Comparer les formes de
l’intervention territoriale pour l’ESS :
Afin de comparer les
formes de l’intervention territoriale et d’identifier des théories ou logiques de
l’action qui orientent les pratiques nous avons élaboré une matrice mettant en
comparaison des dispositifs forts différents : PTCE, Poles ESS, DLA, Territoires Zéro chômeur,
Réseaux d’entreprises). Ces différents dispositifs, se superposent, se
complètent, se succèdent selon les périodes d’appel à projets, mais ils visent
des finalités qui présentent des analogies. Il s’agit souvent de contribuer à
la structuration et au développement territorial de l’ESS, de susciter ainsi la
création d’entreprises et d’emplois ou encore de les consolider par le diagnostic et le conseil expert, l’expérimentation
et l’innovation.
Nous cherchons ensuite à
identifier la théorie ou logique de l’action qui fonde le dispositif. Nous
entendons par « théorie de l’action » ou « logique
d’action » une conception de l’action à visée de transformation sociale
fondée empiriquement ou théoriquement. À ce stade de notre réflexion
exploratoire, nous pouvons identifier plusieurs énoncés de synthèse qui
apparaissent de l’analyse documentaire et qui seront à affiner par une analyse
de discours des acteurs : 1- La mobilisation endogène de ressources
territoriales et la coopération des acteurs sont des facteurs de développement
économique (PTCE) ; 2- La mobilisation endogène de ressources
territoriales est un facteur de créativité et d’innovation, de développement,
de structuration (Pôles ESS) ; 3- Le diagnostic partagé mené par un
conseil expert permet de résoudre des difficultés et guider l’entreprise dans
son développement, voire son redressement (DLA) ; 4- Les chômeurs de
longue durée sont employables et les territoires « regorgent »

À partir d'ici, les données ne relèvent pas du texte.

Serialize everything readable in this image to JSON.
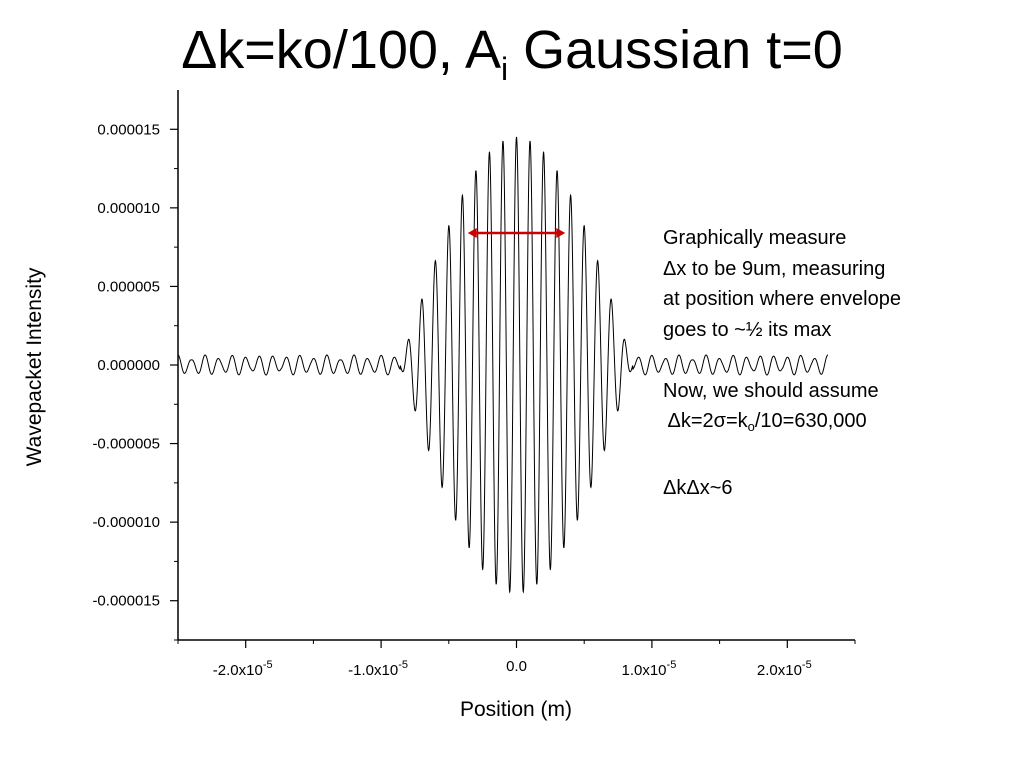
{
  "slide": {
    "title_main": "Δk=ko/100, A",
    "title_sub": "i",
    "title_rest": " Gaussian t=0"
  },
  "notes": {
    "lines": [
      "Graphically measure",
      "Δx to be 9um, measuring",
      "at position where envelope",
      "goes to ~½ its max",
      "",
      "Now, we should assume"
    ],
    "dk_prefix": " Δk=2σ=k",
    "dk_sub": "o",
    "dk_suffix": "/10=630,000",
    "product": "ΔkΔx~6"
  },
  "chart_data": {
    "type": "line",
    "title": "Δk=ko/100, Ai Gaussian t=0",
    "xlabel": "Position (m)",
    "ylabel": "Wavepacket Intensity",
    "xlim": [
      -2.5e-05,
      2.5e-05
    ],
    "ylim": [
      -1.75e-05,
      1.75e-05
    ],
    "x_ticks": [
      {
        "value": -2e-05,
        "base": "-2.0x10",
        "exp": "-5"
      },
      {
        "value": -1e-05,
        "base": "-1.0x10",
        "exp": "-5"
      },
      {
        "value": 0,
        "base": "0.0",
        "exp": ""
      },
      {
        "value": 1e-05,
        "base": "1.0x10",
        "exp": "-5"
      },
      {
        "value": 2e-05,
        "base": "2.0x10",
        "exp": "-5"
      }
    ],
    "y_ticks": [
      {
        "value": 1.5e-05,
        "label": "0.000015"
      },
      {
        "value": 1e-05,
        "label": "0.000010"
      },
      {
        "value": 5e-06,
        "label": "0.000005"
      },
      {
        "value": 0.0,
        "label": "0.000000"
      },
      {
        "value": -5e-06,
        "label": "-0.000005"
      },
      {
        "value": -1e-05,
        "label": "-0.000010"
      },
      {
        "value": -1.5e-05,
        "label": "-0.000015"
      }
    ],
    "series": [
      {
        "data_range_x": [
          -2.5e-05,
          2.3e-05
        ],
        "peak_amplitude": 1.45e-05,
        "carrier_wavelength_m": 1e-06,
        "main_lobe_half_width_m": 8.6e-06,
        "sidelobe_amplitude": 4e-07,
        "color": "#000000"
      }
    ],
    "annotation": {
      "type": "double-arrow",
      "x_from": -3.6e-06,
      "x_to": 3.6e-06,
      "y": 8.4e-06,
      "color": "#cc0000"
    },
    "grid": false,
    "legend": "none"
  }
}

d’emplois potentiels, il faut donc activer l’offre et la demande (Territoire
zéro chômeur) en mobilisant différemment les aides publiques. ; 5- La
coopération des acteurs et la structuration de réseaux d’entreprises
coopératives sont des moyens efficaces pour accompagner le développement
d’activités et d’emplois ;
l’activité économique et la mise en situation de travail sont un facteur
d’insertion des demandeurs d’emploi (entreprises et ateliers d’insertion, CAE).
Une lecture transversale
de ces 5 théories ou logiques de l’action montre de manière récurrente une
conception du développement endogène soutenu par des aides publiques (à un
moment de leur trajectoire) qui repose sur une conception « minière »
du territoire et de ces acteurs (Une « pépite » se cache dans la
mobilisation des acteurs sur un territoire). Il s’agit en effet, avec de l’argent
public, de mobiliser les acteurs, de
révéler des richesses territoriales potentielles et d’engager un mouvement collectif, voire coopératif, permettant d’expérimenter et de créer de nouvelles
opportunités d’entreprises et de création d’emplois. L’aide publique d’amorçage
apparaît déterminante et l’on peut considérer ces dispositifs comme des actions
publiques conjointes. Ensuite, le référentiel de l’ESS induit des valeurs et
des principes qui organisent les
relations entre les acteurs. La coopération des acteurs apparaît centrale, et
s’inscrit dans des processus de régulation collective prenant en compte des
cadres normatifs formulés en termes de gouvernance démocratique, d’utilité
sociale, de responsabilité sociale et environnementale.
DOCUMENT DE TRAVAIL PROGRAMME DE RECHERCHE ESSAQUI - 2017
[1] Notre étude des pôles de
développement de l’ESS en Bretagne illustre bien cette appropriation
différenciée d’un dispositif organisé à partir d’un référentiel commun. Cf
article : Polarisation et sens du commun.